Никогда не забыть ему эту картину: закованная гололедью степь, разбросанные до самого моря кошары… А он, сгорбившись, плетется
Мертвое безлюдье присивашских равнин. Птицы, замерзающие на лету. Целодневные скитания с отарой на холоде и тоскливые вечера в кошарах, под завывание лютых степных буранов — вот из чего складывалась его жизнь.
Потом нагнали в степь австрийцев. Гнали их теми же шляхами, что и батраков с каховских ярмарок, размещали в тех же батрацких казармах. На разных языках перекликались теперь косари в сенокос, кроме близких, родных с детства песен, зазвучали теперь летними вечерами в таборах и на гумнах еще и другие, незнакомые, печальные. Австрийцы, чехи, мадьяры, карпатские гуцулы — кого там только не было! — полтавские, орловские — все они смешались в этом степном Вавилоне.
Докатилось пополнение и до мануйловского шматка [1] — одного из пленных дали им в отару на подмогу. Молчаливый, худой — кожа да кости, — лет на пять старше Данька, был он родом откуда-то из Карпат, из Мадьярщины, и звали его Янош. Когда уже пообвык и кое-как научился по-нашему, скупо рассказывал летними вечерами у костра о своих далеких краях. Служил в пастухах у помещика; такая же и там у них жарынь, такое же безводье, такие же роскошные марева колышутся летом. «Только и разницы, что по-вашему — пастух, а по-нашему — пастыр. По-вашему — степь, а по-нашему — пуста».
1
Шматок— часть отары в несколько сот овец (укр.).
А колодцы там, оказывается, с журавлями высокими, и хаты по селам белые, в садочках вишневых, совсем как на Даньковой Полтавщине. Хорошо было об этом беседовать.
Мечты сдружили их, а совместные скитания с отарой в безлюдной сивашской степи еще больше сблизили, сроднили меж собой. Даже одеждой поменялись: Данько отдал Яношу свою батрацкую свитку, а Янош ему — цесарскую шинель, чтоб не напоминала ему больше про окопы.
Однажды в степи к их огоньку подошел какой-то неизвестный, одетый по-городскому. В степи, как и в море, встретив человека, не спрашивают, кто он и откуда. Обычай велит сперва накормить его ужином, а потом он до поздней ночи беседовал с чабанами об их жизни, об их доле.

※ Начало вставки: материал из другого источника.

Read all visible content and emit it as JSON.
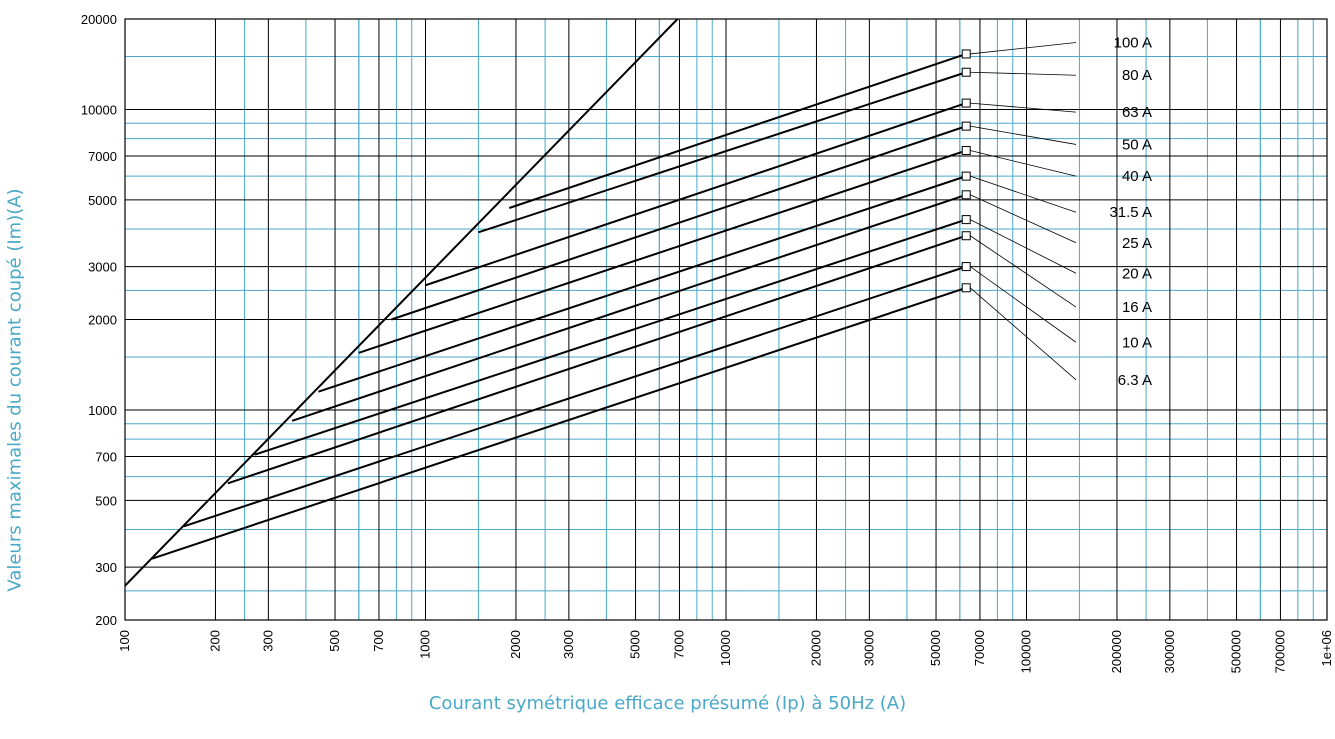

— Гляжу я на вас, хлопцы, — говорил он, — и думаю, что один вам жребий на двоих достался. Этого капитал сызмалу в степной плен захватил, другого — царская война сюда под конвоем пригнала… — И, подбрасывая сухой кизяк в костер, задумчиво добавил: — А только вызволяться из неволи, видно, придется вам вместе, хлопцы.
Исполнилось его слово. Вместе с Яношем прямо из степи пришел Яресько в революцию.
Что тогда творилось в степи! Словно весенним ветром с неба повеяло, душу освежило. С песнями, с флагами шли крестьяне ближних сел на Асканию, к ним на ходу присоединялись чабаны, австрийские пленные, батраки и батрачки из таборных казарм.